A primeira delas é a ocorrência de deterioração do imóvel,

desfalcando a garantia do credor. Alerta-se que, diferentemente do que

prega o Código Civil no tocante às regras gerais dos direitos reais de

garantia, na propriedade fiduciária imobiliária não é possível a substituição

do objeto ou o reforço da garantia. Ensina Frederico Henrique Viegas de

Lima, que

o bem, durante a pendência da obrigação principal, pertence, em propriedade fiduciária resolúvel, ao credor fiduciário, razão pela qual não é próprio do negócio jurídico efetuado que possa o devedor fiduciante reforçar a garantia ou mesmo substituir o seu objeto. Caso existisse esta possibilidade, em realidade teríamos a extinção da propriedade fiduciária, com a conseqüente extinção do direito real122.

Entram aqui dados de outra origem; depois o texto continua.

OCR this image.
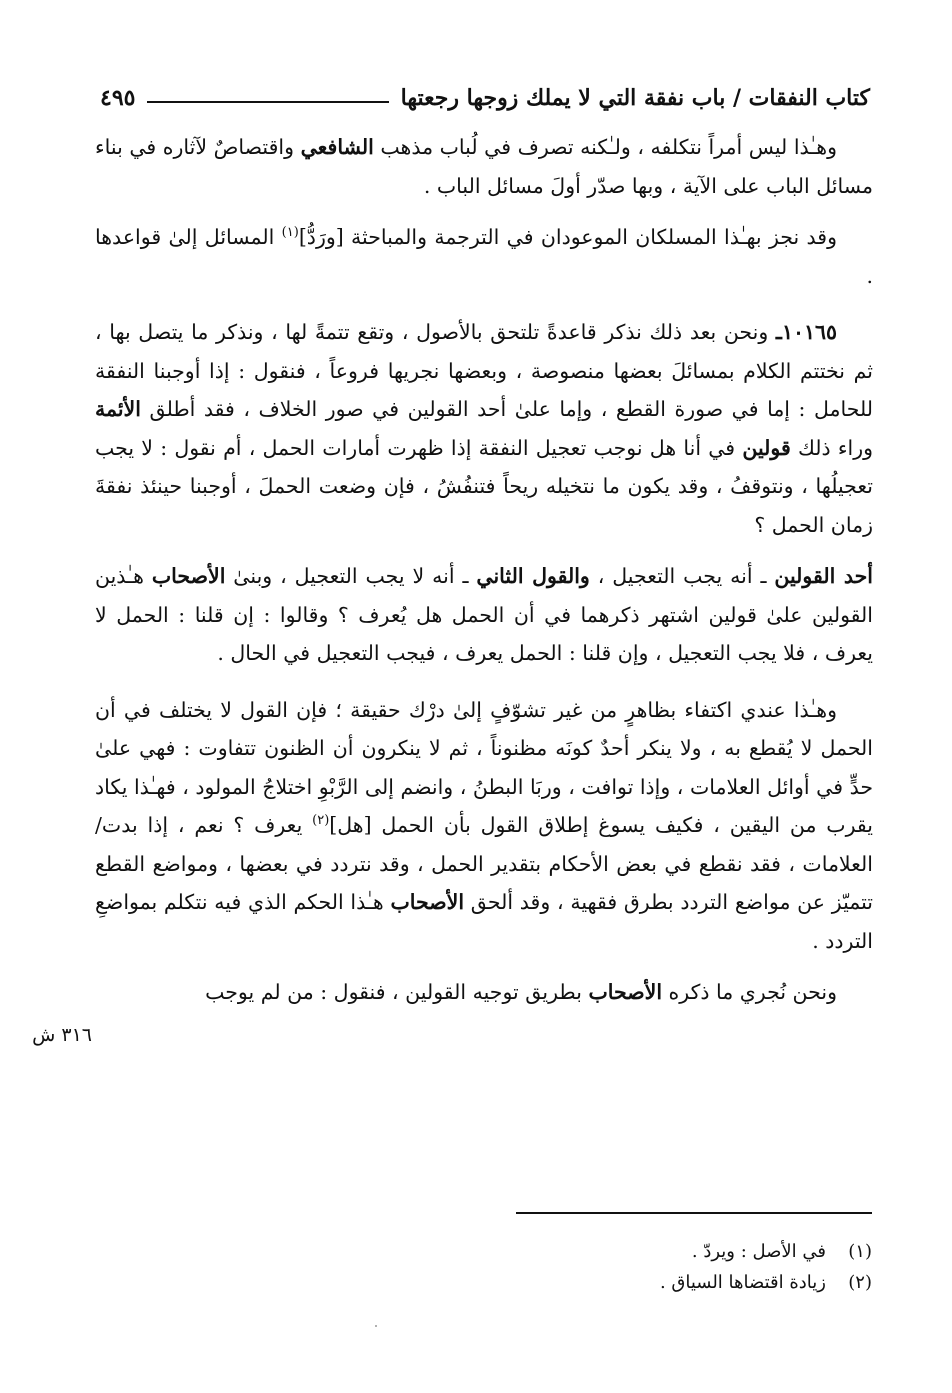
كتاب النفقات / باب نفقة التي لا يملك زوجها رجعتها
٤٩٥
٣١٦ ش

وهـٰذا ليس أمراً نتكلفه ، ولـٰكنه تصرف في لُباب مذهب الشافعي واقتصاصٌ لآثاره في بناء مسائل الباب على الآية ، وبها صدّر أولَ مسائل الباب .

وقد نجز بهـٰذا المسلكان الموعودان في الترجمة والمباحثة [ورَدُّ]$^{(١)}$ المسائل إلىٰ قواعدها .

١٠١٦٥ـ ونحن بعد ذلك نذكر قاعدةً تلتحق بالأصول ، وتقع تتمةً لها ، ونذكر ما يتصل بها ، ثم نختتم الكلام بمسائلَ بعضها منصوصة ، وبعضها نجريها فروعاً ، فنقول : إذا أوجبنا النفقة للحامل : إما في صورة القطع ، وإما علىٰ أحد القولين في صور الخلاف ، فقد أطلق الأئمة وراء ذلك قولين في أنا هل نوجب تعجيل النفقة إذا ظهرت أمارات الحمل ، أم نقول : لا يجب تعجيلُها ، ونتوقفُ ، وقد يكون ما نتخيله ريحاً فتنفُشُ ، فإن وضعت الحملَ ، أوجبنا حينئذ نفقةَ زمان الحمل ؟

أحد القولين ـ أنه يجب التعجيل ، والقول الثاني ـ أنه لا يجب التعجيل ، وبنىٰ الأصحاب هـٰذين القولين علىٰ قولين اشتهر ذكرهما في أن الحمل هل يُعرف ؟ وقالوا : إن قلنا : الحمل لا يعرف ، فلا يجب التعجيل ، وإن قلنا : الحمل يعرف ، فيجب التعجيل في الحال .

وهـٰذا عندي اكتفاء بظاهرٍ من غير تشوّفٍ إلىٰ درْك حقيقة ؛ فإن القول لا يختلف في أن الحمل لا يُقطع به ، ولا ينكر أحدٌ كونَه مظنوناً ، ثم لا ينكرون أن الظنون تتفاوت : فهي علىٰ حدٍّ في أوائل العلامات ، وإذا توافت ، وربَا البطنُ ، وانضم إلى الرَّبْوِ اختلاجُ المولود ، فهـٰذا يكاد يقرب من اليقين ، فكيف يسوغ إطلاق القول بأن الحمل [هل]$^{(٢)}$ يعرف ؟ نعم ، إذا بدت/ العلامات ، فقد نقطع في بعض الأحكام بتقدير الحمل ، وقد نتردد في بعضها ، ومواضع القطع تتميّز عن مواضع التردد بطرق فقهية ، وقد ألحق الأصحاب هـٰذا الحكم الذي فيه نتكلم بمواضعِ التردد .

ونحن نُجري ما ذكره الأصحاب بطريق توجيه القولين ، فنقول : من لم يوجب

(١)
في الأصل : ويردّ .
(٢)
زيادة اقتضاها السياق .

A segunda causa é a insolvência do devedor (artigo 32 da Lei no

9.514 de 1997 e artigo 1.425 do Código Civil) que assegura ao credor o

direito de requerer a restituição do imóvel alienado fiduciariamente.

Já a terceira causa é a desapropriação do imóvel dado em garantia

(artigo 1.425 inciso V do Código Civil). Nesta situação, credor e devedor

serão chamados ao processo, e todos os direitos que recaírem sobre o

imóvel se sub-rogam no preço. Em virtude dessa sub-rogação, por força de

lei, será consignado em favor do credor-fiduciário o valor necessário para

seu integral pagamento. Se o valor for superior, caberá o que sobejar ao

devedor-fiduciante123.

Retornando ao descumprimento da obrigação principal, conforme

afirmado, o devedor inadimplente deverá ser constituído em mora, sendo-

lhe assegurado prazo para efetuar o pagamento. Caso deixe de purgar a

mora, caberá ao credor o exercício do direito de satisfação do crédito

através da consolidação da propriedade do bem imóvel em seu nome.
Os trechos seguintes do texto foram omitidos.